File picture: Elise Amendola

File picture: Elise Amendola

Published Jun 9, 2016


Harare - The British government on Wednesday warned its citizens who intend to travel to Zimbabwe to carry enough money due to acute cash shortages being experienced in the southern African nation.

“You should make sure you have sufficient funds in US dollar notes for your visit or check with your tour operator that card payments will be accepted,” said an updated travel advisory issued by the British embassy in Harare.

Zimbabwe, which does not have its own currency since 2009, has been hit by the shortage of its main circulation currency - the US dollar since March, prompting authorities to limit bank withdrawals.

Currently, banks are limiting allowing withdrawals of between 100-300 US dollars per day, but customers may have to queue for hours to get cash.

The use of credit cards, travellers' cheques, and other payments, on the other hand, is not all the time guaranteed, as Zimbabwe remains a “cash-based” economy.

The British government said while credit and debit cards were increasing in circulation, British citizens needed to check in advance if a restaurant or hotel would accept them, especially outside of the capital Harare.

The warning on cash shortages comes at a time when the tourism sector has signaled that the cash crunch was beginning to impact negatively on the sector that counts Britain as one of the country's major tourist source markets.

“Right now people can't access their cash. If people cannot access money then it affects tourism in that they cannot even use the money to go for holidays,” Zimbabwe Council for Tourism President Paul Matamisa was quoted as saying in the local media.

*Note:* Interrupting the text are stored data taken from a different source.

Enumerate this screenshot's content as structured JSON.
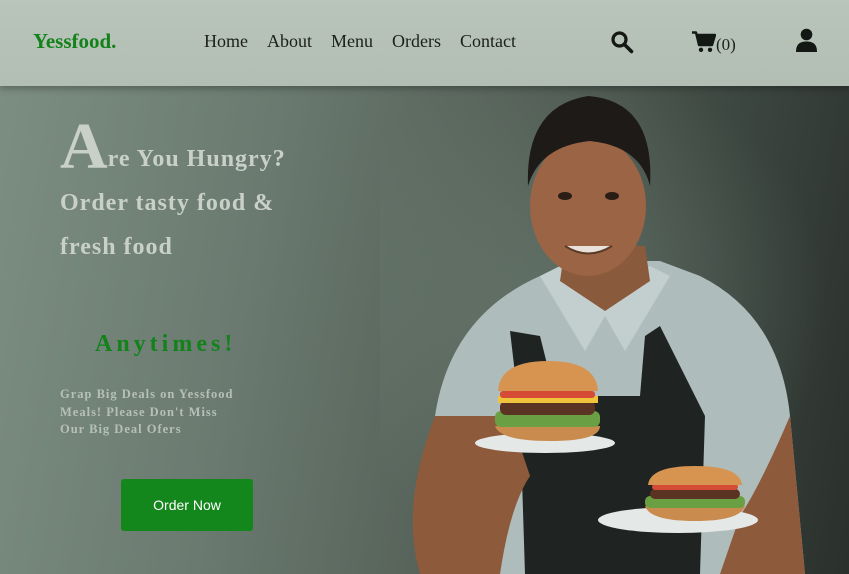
{
  "navbar": {
    "logo": "Yessfood.",
    "links": [
      "Home",
      "About",
      "Menu",
      "Orders",
      "Contact"
    ],
    "cart_count": "(0)",
    "icons": {
      "search": "search-icon",
      "cart": "cart-icon",
      "user": "user-icon"
    }
  },
  "hero": {
    "headline_first_letter": "A",
    "headline_rest": "re You Hungry? Order tasty food & fresh food",
    "highlight": "Anytimes!",
    "subtext": "Grap Big Deals on Yessfood Meals! Please Don't Miss Our Big Deal Ofers",
    "cta_label": "Order Now"
  },
  "colors": {
    "brand_green": "#13821b",
    "navbar_bg": "#b9c4ba",
    "hero_text": "#c8d0c9"
  }
}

Last week, a leading safari company in the country advised foreign tourists to bring cash with them in the wake of the cash shortages.

“With the recent cash shortage in the country and the possible introduction of bond notes, our guests are advised to travel with cash in small denominations so as to avoid disappointment and unnecessary headaches,” said Amalinda Collection, which runs some luxury lodges in Matabeleland region.

Zimbabwe is endowed with rich tourist resources, not least than the Victoria Falls which it shares with Zambia.

The 1.7km long waterfalls is one of the world's most grandiose waterfalls, on a par with the Niagara Falls on the borders of the United States and Canada.

However, the tourist arrival to Zimbabwe remained low in recent years, receiving merely 1 million tourists annually, due to poor air links, bad publicity, inadequate tourism infrastructure, and etc.